Japan’s recent dramatic intervention in the currency markets took analysts, economists, policymakers and politicians around the world by surprise. It was a desperate act from a struggling country that views the rising yen as a road block on the long, long road back from recovery. The last time the Bank of Japan had intervened in such a drastic manner was back in 2004 when the yen was around 109 to the dollar. A strong yen makes Japanese exports costlier overseas, eating into profits, and draining a vital contributor to the country’s flagging gross domestic product. But like so many things, there is a flip side to the story.
The strength of the yen has made buying abroad cheaper for the Japanese. And what they are buying are companies. Statistics in a recent New York Times article show that Japanese firms have spent as much as $27 billion shopping for companies on foreign shores this year alone. It was back in the 1980s that Japanese companies went on a shopping spree, buying American companies. Flush with cash, from Sony to Dainippon, the frenetic buying cast fears of a global conglomeration of Japanese companies who would rule the world. That didn’t happen.

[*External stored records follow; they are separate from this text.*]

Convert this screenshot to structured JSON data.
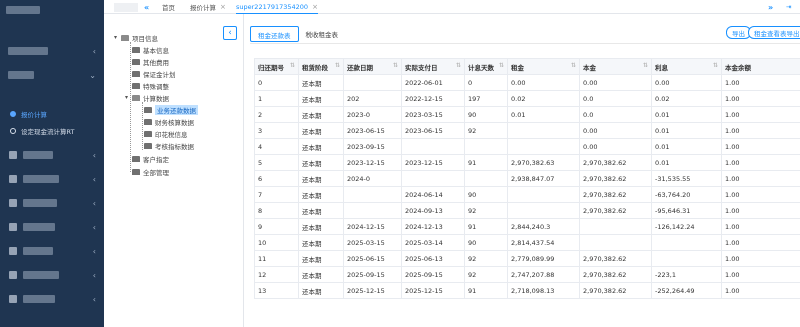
{
  "tabs": {
    "home": "首页",
    "quote": "报价计算",
    "active": "super2217917354200"
  },
  "sidebar": {
    "sub_items": [
      "报价计算",
      "设定现金流计算RT"
    ]
  },
  "tree": {
    "root": "项目信息",
    "nodes": [
      "基本信息",
      "其他费用",
      "保证金计划",
      "特殊调整",
      "计算数据",
      "业务还款数据",
      "财务核算数据",
      "印花税信息",
      "考核指标数据",
      "客户指定",
      "全部管理"
    ]
  },
  "main": {
    "tab_repay": "租金还款表",
    "tab_tax": "税收租金表",
    "btn_export": "导出",
    "btn_export_all": "租金查看表导出"
  },
  "table": {
    "headers": [
      "归还期号",
      "租赁阶段",
      "还款日期",
      "实际支付日",
      "计息天数",
      "租金",
      "本金",
      "利息",
      "本金余额"
    ],
    "rows": [
      [
        "0",
        "还本期",
        "",
        "2022-06-01",
        "0",
        "0.00",
        "0.00",
        "0.00",
        "1.00"
      ],
      [
        "1",
        "还本期",
        "202",
        "2022-12-15",
        "197",
        "0.02",
        "0.0",
        "0.02",
        "1.00"
      ],
      [
        "2",
        "还本期",
        "2023-0",
        "2023-03-15",
        "90",
        "0.01",
        "0.0",
        "0.01",
        "1.00"
      ],
      [
        "3",
        "还本期",
        "2023-06-15",
        "2023-06-15",
        "92",
        "",
        "0.00",
        "0.01",
        "1.00"
      ],
      [
        "4",
        "还本期",
        "2023-09-15",
        "",
        "",
        "",
        "0.00",
        "0.01",
        "1.00"
      ],
      [
        "5",
        "还本期",
        "2023-12-15",
        "2023-12-15",
        "91",
        "2,970,382.63",
        "2,970,382.62",
        "0.01",
        "1.00"
      ],
      [
        "6",
        "还本期",
        "2024-0",
        "",
        "",
        "2,938,847.07",
        "2,970,382.62",
        "-31,535.55",
        "1.00"
      ],
      [
        "7",
        "还本期",
        "",
        "2024-06-14",
        "90",
        "",
        "2,970,382.62",
        "-63,764.20",
        "1.00"
      ],
      [
        "8",
        "还本期",
        "",
        "2024-09-13",
        "92",
        "",
        "2,970,382.62",
        "-95,646.31",
        "1.00"
      ],
      [
        "9",
        "还本期",
        "2024-12-15",
        "2024-12-13",
        "91",
        "2,844,240.3",
        "",
        "-126,142.24",
        "1.00"
      ],
      [
        "10",
        "还本期",
        "2025-03-15",
        "2025-03-14",
        "90",
        "2,814,437.54",
        "",
        "",
        "1.00"
      ],
      [
        "11",
        "还本期",
        "2025-06-15",
        "2025-06-13",
        "92",
        "2,779,089.99",
        "2,970,382.62",
        "",
        "1.00"
      ],
      [
        "12",
        "还本期",
        "2025-09-15",
        "2025-09-15",
        "92",
        "2,747,207.88",
        "2,970,382.62",
        "-223,1",
        "1.00"
      ],
      [
        "13",
        "还本期",
        "2025-12-15",
        "2025-12-15",
        "91",
        "2,718,098.13",
        "2,970,382.62",
        "-252,264.49",
        "1.00"
      ]
    ]
  }
}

This time, taking advantage of the yen’s rise, Japanese companies which can afford it are looking for bargains. Take for example, Japanese mobile giant, Nippon Telegraph and Telephone Corporation, which in July bought Johannesburg-listed Dimension Data for $3.2 billion. Its subsidiary, NTT Data, bought South Indian-based Intelligence Inc. for $200 million. NTT Data also has a 26% stake in Tata Teleservices in India, and has been aggressive in marketing its DoCoMo range of mobile services. And then Seven & I Holdings made an offer of $40 a share for U.S. retailer Casey’s General Stores. The Japanese-held company, which operates the 7-Eleven convenience stores has more than 6,000 outlets in the U.S. alone, has long since tried to diversify its business outside Japan’s often stagnating markets. Add to that Rakuten, touted as Japanese’s biggest online retailer, which bought California-based Buy.com for $250 million. Rakuten had earlier in 2005 acquired a New York business called Linkshare. Then we have Softbank, a telecommunications and media giant, which acquired Ustream in February. Is the Japanese sun rising all over again?
The Bank of Japan’s actions prompted criticism, calling for Japan to rework its export-dependent model. But it is clear that a clearly frazzled Prime Minister Naoto Kan wants the economy to thrive through these difficult times – and if it be the old model, so be it. The yen’s unexpected dominance has resulted in some unexpected benefits, but can it last? Or rather, will it be allowed to last? For as long as it does though, some companies will continue to do their shopping. Make hay while the yen rises may well be their motto.